Когда я делал кандидатскую диссертацию на тему «Ангиогенный сепсис», то обратил внимание, что только соблюдение элементарных правил ухода за центральными катетерами позволяло практически свести к нулю число подобных осложнений.

И еще мне запомнился один факт из книги Гаванде. Спустя год после внедрения чек-листов был проведен анонимный опрос бригад. «За» высказалось 80 % участников. Но когда был задан вопрос, хотел ли бы сам участник, чтобы при выполнении операции лично ему как пациенту был использован чек-лист, положительно ответили 93 %. Есть повод задуматься.

Атул Гаванде очень верно отмечает главное свойство чек-листов. Они дисциплинируют бригаду, напоминают о минимальном количестве нужных шагов и делают их наглядными. Еще раз повторю любимое выражение моего шефа М. И. Лыткина, что самый плохой порядок лучше самого хорошего беспорядка.

Я вспоминаю 80-е годы прошлого века, когда в нашей клинике (а она была далеко не худшей в стране) не было никаких перфузоров и инфузоматов, не было коронарографии, экспресс-лаборатории и еще много-много чего. Но результаты хирургического лечения пациентов с инфекционным эндокардитом были великолепными, в первую очередь за счет полного взаимопонимания, почти семейной обстановки в работе кардиохирургического отделения и хорошей организации лечебного процесса.

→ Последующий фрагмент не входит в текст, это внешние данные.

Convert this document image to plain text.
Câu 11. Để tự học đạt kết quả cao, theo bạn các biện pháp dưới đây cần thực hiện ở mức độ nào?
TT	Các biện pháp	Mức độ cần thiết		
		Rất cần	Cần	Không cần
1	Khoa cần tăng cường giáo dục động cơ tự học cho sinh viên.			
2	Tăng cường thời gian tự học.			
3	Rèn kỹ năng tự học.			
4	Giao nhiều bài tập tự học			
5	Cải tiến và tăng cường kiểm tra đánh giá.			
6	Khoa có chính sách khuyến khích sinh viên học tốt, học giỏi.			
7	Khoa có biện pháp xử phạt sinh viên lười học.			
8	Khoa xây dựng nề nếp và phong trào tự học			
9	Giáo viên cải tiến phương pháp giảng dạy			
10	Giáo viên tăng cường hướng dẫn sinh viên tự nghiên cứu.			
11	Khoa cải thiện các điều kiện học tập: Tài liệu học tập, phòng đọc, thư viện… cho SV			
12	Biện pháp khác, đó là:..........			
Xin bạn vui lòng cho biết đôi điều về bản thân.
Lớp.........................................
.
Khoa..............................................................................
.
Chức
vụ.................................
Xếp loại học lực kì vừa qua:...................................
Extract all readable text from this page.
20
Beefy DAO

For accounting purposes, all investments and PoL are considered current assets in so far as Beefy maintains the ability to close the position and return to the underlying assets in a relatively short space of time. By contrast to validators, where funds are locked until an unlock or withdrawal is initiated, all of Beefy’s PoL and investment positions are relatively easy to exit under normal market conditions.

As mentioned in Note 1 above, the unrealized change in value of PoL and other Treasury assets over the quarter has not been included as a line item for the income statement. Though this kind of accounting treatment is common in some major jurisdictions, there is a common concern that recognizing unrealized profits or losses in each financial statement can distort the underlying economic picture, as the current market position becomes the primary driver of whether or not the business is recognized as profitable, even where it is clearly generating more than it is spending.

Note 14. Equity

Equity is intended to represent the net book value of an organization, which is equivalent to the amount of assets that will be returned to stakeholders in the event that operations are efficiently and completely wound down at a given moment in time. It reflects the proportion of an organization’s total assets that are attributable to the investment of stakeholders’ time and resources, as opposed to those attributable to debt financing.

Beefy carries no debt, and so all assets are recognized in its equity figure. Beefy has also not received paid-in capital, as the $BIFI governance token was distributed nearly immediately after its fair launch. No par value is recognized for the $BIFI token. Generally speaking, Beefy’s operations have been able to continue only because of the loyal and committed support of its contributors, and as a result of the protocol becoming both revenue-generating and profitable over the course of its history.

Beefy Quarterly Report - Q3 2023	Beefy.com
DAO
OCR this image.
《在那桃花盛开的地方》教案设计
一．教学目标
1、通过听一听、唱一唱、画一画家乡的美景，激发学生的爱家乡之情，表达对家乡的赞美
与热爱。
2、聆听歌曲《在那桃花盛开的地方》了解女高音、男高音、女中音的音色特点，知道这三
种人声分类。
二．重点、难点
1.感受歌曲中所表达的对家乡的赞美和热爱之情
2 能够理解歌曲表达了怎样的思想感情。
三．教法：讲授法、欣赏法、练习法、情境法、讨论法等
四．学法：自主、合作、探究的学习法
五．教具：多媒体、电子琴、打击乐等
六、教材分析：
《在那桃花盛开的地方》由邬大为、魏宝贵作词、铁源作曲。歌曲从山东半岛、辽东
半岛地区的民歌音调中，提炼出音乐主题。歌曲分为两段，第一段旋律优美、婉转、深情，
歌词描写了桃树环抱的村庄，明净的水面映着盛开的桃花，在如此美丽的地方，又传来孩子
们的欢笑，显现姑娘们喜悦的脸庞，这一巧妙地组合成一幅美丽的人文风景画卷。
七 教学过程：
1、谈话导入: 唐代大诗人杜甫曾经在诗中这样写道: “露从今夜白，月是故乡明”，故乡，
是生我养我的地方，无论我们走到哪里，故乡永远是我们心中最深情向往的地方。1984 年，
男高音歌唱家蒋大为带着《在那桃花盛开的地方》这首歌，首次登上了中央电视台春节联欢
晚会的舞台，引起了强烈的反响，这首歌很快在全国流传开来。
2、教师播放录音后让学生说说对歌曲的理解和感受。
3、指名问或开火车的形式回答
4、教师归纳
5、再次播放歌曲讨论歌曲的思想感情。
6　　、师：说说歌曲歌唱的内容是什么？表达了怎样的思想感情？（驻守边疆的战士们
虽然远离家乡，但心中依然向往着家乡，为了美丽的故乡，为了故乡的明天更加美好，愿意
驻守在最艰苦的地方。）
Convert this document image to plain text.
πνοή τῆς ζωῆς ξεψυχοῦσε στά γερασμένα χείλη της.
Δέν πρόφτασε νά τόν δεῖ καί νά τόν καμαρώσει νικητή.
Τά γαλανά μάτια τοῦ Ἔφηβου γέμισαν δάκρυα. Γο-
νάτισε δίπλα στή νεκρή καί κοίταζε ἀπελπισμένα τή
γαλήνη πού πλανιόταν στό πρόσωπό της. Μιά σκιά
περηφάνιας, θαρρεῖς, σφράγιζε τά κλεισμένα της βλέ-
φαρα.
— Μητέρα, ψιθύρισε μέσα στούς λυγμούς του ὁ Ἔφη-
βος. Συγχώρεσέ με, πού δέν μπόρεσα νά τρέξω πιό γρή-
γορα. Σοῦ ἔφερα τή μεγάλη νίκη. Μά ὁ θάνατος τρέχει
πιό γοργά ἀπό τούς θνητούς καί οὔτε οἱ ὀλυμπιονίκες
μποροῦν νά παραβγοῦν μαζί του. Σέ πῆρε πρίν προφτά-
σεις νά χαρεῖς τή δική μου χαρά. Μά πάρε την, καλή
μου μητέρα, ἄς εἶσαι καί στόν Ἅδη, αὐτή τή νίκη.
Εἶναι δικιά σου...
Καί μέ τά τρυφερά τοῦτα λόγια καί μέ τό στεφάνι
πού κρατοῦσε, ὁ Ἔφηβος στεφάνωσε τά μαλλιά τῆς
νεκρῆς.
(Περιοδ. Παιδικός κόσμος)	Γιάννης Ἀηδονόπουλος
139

То же самое я увидел в 1990 г. и в новосибирском Институте патологии кровообращения им. Мешалкина. При общей материально-технической бедности в оснащении за счет хорошей организации и великолепной сработанности действий коллектива им удавалось оперировать пациентов с очень серьезной патологией в условиях глубокой гипотермии. Когда хорошо работает вся система, можно рассчитывать на отличный результат.

Чаще всего добиваться хороших результатов дает не личное, сугубо индивидуальное хирургическое мастерство, а хорошо отлаженная система в работе операционной, отделений реанимации и интенсивной терапии и всех вспомогательных служб (экспресс-лаборатории, рентген-кабинет и пр.).

Говоря об истоках появления чек-листов в авиации, Гаванде вспоминает эпизод истории, когда в 1935 г. в США проводились летные испытания бомбардировщиков, выпущенных для обеспечения заказа Министерства обороны США. Участвовали три авиакомпании – «Боинг», «Дуглас» и «Мартин». Модель 299, представленная компанией «Боинг», обладала самой большой дальностью полета, имела четыре двигателя вместо двух и несла бомбовый запас, в пять раз превышающий модели конкурентов. Но во время испытаний самолет, резко набрав высоту 300 м, неожиданно рухнул на взлете. Впоследствии при тщательном расследовании оказалось, что эта машина намного сложнее в управлении. Надо было следить за работой четырех моторов, топливом, убирающимся шасси, закрылками, электрическими триммерами и воздушным винтом, регулирующимся с помощью гидравлических устройств. В такой ситуации опытнейший пилот не уследил за всеми параметрами машины и вовремя не скоординировал мощность двигателя с вертикальной скоростью. С этой трагедии началась история создания чек-листов, где строжайшим образом был расписан порядок действий пилота во время взлета.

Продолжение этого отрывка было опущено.